If the hacker searches for a password stored on the isolated computer, the malware can instruct its CPU to perform operations in a pattern that will reveal the password characters. Each burst of activity will produce a gust of hot air, which will reach the computer connected to the network. Its heat sensors will record one bit of information. After some time you will receive a series of bits representing the password. The computer connected to the network will then be able to send this information to the person who asked to discover it. The computer scientists named their exercise BitWhisper.

It sounds very slow, and it really is slow. The hacked computer can transmit a maximum of eight bits per hour, and it and its online host cannot be more than 40 centimeters away. But this rate is enough to obtain the necessary information, says Israel Mirsky, one of the participants in the study, which was presented at the Information Security Conference of the Society of Electrical and Electronics Engineers (IEEE) held in Verona in July 2015. "You don't need more than five bits," he says, to convey a simple message From the online computer to the disconnected computer, such as a command that will activate an information destruction algorithm.

BitWhisper may seem too complicated, after all, if you managed to infect your computer with malware using a memory device, why bother transmitting signals through heat? Mirsky says that this method allows a hacker to control an isolated computer without sitting right next to it. Also, a computer overheating is not unusual, and it is possible that a hack will not be noticed, says Anil Madhavpadi, who studies unconventional ways of transferring information at the University of Cambridge and was not involved in the research. "In general, as computers become faster and the information stored in them becomes more valuable," he explains, "even the most hidden and slow information transfer channels are useful to hackers, as they can simply sit and let them run for hours or even days and siphon important information without being detected. "

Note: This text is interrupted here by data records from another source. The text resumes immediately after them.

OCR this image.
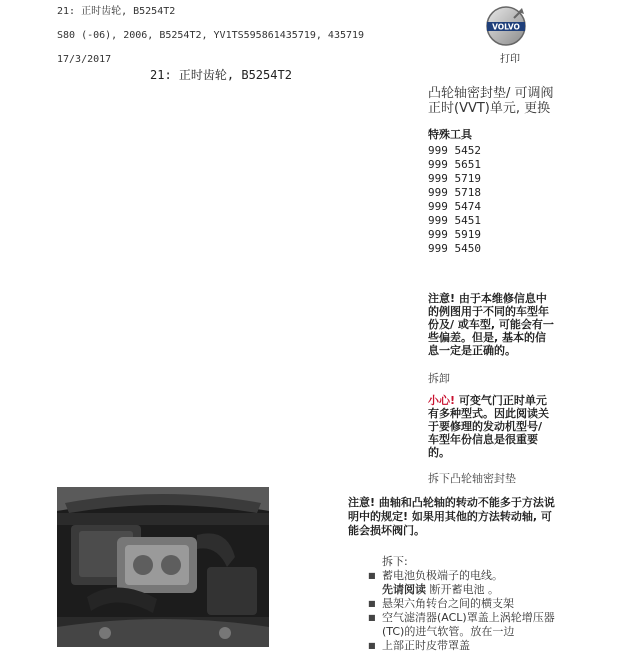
21: 正时齿轮, B5254T2
S80 (-06), 2006, B5254T2, YV1TS595861435719, 435719
17/3/2017
21: 正时齿轮, B5254T2
VOLVO
打印
凸轮轴密封垫/ 可调阀正时(VVT)单元, 更换
特殊工具
999 5452
999 5651
999 5719
999 5718
999 5474
999 5451
999 5919
999 5450

注意! 由于本维修信息中的例图用于不同的车型年份及/ 或车型, 可能会有一些偏差。但是, 基本的信息一定是正确的。

拆卸

小心! 可变气门正时单元有多种型式。因此阅读关于要修理的发动机型号/ 车型年份信息是很重要的。

拆下凸轮轴密封垫

注意! 曲轴和凸轮轴的转动不能多于方法说明中的规定! 如果用其他的方法转动轴, 可能会损坏阀门。

拆下:
■ 蓄电池负极端子的电线。
先请阅读 断开蓄电池 。
■ 悬架六角转台之间的横支架
■ 空气滤清器(ACL)罩盖上涡轮增压器(TC)的进气软管。放在一边
■ 上部正时皮带罩盖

It is, of course, very easy to prevent such a hack: move the isolated computers away from any computer connected to the network, or place an isolation sheet between the computers. Given the conditions that BitWhisper will have to operate in in the real world, it seems that it would be easier to search for a human whistleblower.

 

The article was published with the permission of Scientific American Israel

4 תגובות

  1. The article describes an interesting theoretical idea. There are simpler options - for example, to use a speaker and a microphone, and make sounds out of hearing.

  2. For a single hacker it is imaginary, for a country that manufactures computers
    and mobile devices and the ability to control their distribution areas - the script is not
    Totally imaginary. It is a kind of back door that can be pre-installed
    in a large number of computers that may interact with each
    A computer or even a cell phone. In the environment the patent will not always succeed but
    If you cast the lure enough times in the right places
    In the end you will find something.

  3. Kinda agrees with the assessment of possible; Maybe we are missing technical details that would have convinced us...? This was published on the Scientific website on Aug. 3. Maybe the original source posted it about four months before?